Lettre à mes amies non vaccinées

«Même si elles ne se rallient pas à la majorité, les personnes non vaccinées méritent d’être traitées avec respect et empathie», écrit l'autrice.
Photo: Agence France-Presse «Même si elles ne se rallient pas à la majorité, les personnes non vaccinées méritent d’être traitées avec respect et empathie», écrit l'autrice.

Avant toute chose, je tiens à mentionner que je suis pleinement vaccinée et que je soutiens la vaccination. D’ailleurs, le vaccin est arrivé pour moi comme un soulagement. J’ai décidé de me faire vacciner pour nous protéger moi et mes proches, mais aussi pour le bien-être de l’ensemble de la société.

Je perçois actuellement une stigmatisation des non-vaccinés dans l’opinion publique et les médias. On a les amalgames au bout des lèvres. Un non-vacciné, c’est forcément un complotiste, un antivax peu éduqué et centré sur lui-même. Parfois, j’ai l’impression qu’on est à la chasse aux sorcières, à la chasse aux non-vaccinés.

Depuis des mois, le sujet de l’heure, c’est la vaccination. Passeport vaccinal. Atteintes d’objectifs de couverture vaccinale toujours plus élevés. Vaccination obligatoire pour plus de travailleurs·e·s. Vaccination prochaine des enfants de moins de 12 ans. Même M. Legault, visiblement à bout d’idées, nous a implorés de mettre la main à la pâte et de convaincre au moins un réfractaire au vaccin dans notre entourage. Il n’en faut pas plus pour nous rendre complètement obsédés par la vaccination. Pas étonnant que l’on en vienne à percevoir les non-vaccinés comme les ennemis numéro un de la société.

La vaccination est pour moi une évidence. J’ai donc été surprise et décontenancée lorsque des personnes proches de moi m’ont confié qu’elles ne voulaient pas se faire vacciner. Hein ? Mais pourquoi ? Totale incompréhension de ma part.

Ces personnes sont pourtant des amies proches que j’aime et que j’estime beaucoup. Elles sont des mères de famille dévouées, éduquées, travaillant dans la sphère scientifique et amies aimantes. Elles ne sont pas des complotistes, elles ne sont pas égoïstes, elles ne manquent pas d’empathie. Elles ne sont pas non plus des antivax puisqu’elles, les enfants et même le chien, ont reçu dans le passé des vaccins.

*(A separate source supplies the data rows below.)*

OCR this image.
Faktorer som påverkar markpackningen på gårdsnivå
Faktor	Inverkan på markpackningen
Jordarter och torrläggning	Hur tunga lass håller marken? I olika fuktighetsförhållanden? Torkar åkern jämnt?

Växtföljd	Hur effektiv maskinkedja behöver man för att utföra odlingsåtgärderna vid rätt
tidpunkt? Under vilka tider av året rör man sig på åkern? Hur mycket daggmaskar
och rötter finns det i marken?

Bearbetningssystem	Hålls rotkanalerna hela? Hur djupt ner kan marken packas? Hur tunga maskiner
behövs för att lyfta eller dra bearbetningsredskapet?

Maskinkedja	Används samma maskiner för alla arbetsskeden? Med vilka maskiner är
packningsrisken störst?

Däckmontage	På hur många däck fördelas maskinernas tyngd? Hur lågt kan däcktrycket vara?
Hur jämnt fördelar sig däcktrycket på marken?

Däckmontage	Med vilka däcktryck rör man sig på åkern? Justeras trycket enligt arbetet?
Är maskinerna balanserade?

Elles ont seulement peur. Peur de la vitesse avec laquelle un nouveau type de vaccin, les vaccins à ARNm, a été développé, ainsi que des effets secondaires à long terme pour elles et leurs proches. Il est difficile de les contredire là-dessus ; personne ne possède de boule de cristal pouvant prédire les effets futurs du vaccin sur notre santé. Et la peur est le meilleur frein à l’action que je connaisse.

Avec la pression ambiante constante, l’une s’est finalement fait vacciner à contrecœur afin de pouvoir continuer à être présente avec ses enfants dans toutes ces activités où le passeport vaccinal est requis. À son travail, elle a aussi ressenti une pression de ses supérieurs puisque certaines de ses fonctions exigent le passeport vaccinal. Elle reconnaît que la solution passe par la vaccination, mais elle ne veut pas d’un vaccin à ARNm commercialisé pour la première fois dans un temps record.

Même si elles ne se rallient pas à la majorité, les personnes non vaccinées méritent d’être traitées avec respect et empathie. Elles ont des peurs qui ne sont pas toutes infondées. Ce n’est pas en invalidant leurs craintes, en les humiliant, en les culpabilisant et en leur mettant une pression excessive qu’elles vont changer d’idée et adhérer à la vaccination.

Je crois qu’il faut prendre le temps d’écouter les non-vaccinés, de les accueillir, de tenter de comprendre quelles sont leurs craintes et de reconnaître que certaines d’entre elles sont fondées. Quand on comprend ce qui fait peur, on peut au moins essayer de trouver l’information, de répondre aux questions et de rassurer. Une chose est sûre, toutefois, c’est qu’on ne pourra pas rassurer sur les effets inconnus à long terme.

La peur ne va peut-être pas partir complètement ni faire en sorte que ces personnes vont se faire vacciner, mais au moins, j’espère que l’on va s’approcher d’un vivre-ensemble plus respectueux et plus empathique. On en a cruellement besoin en ces temps difficiles.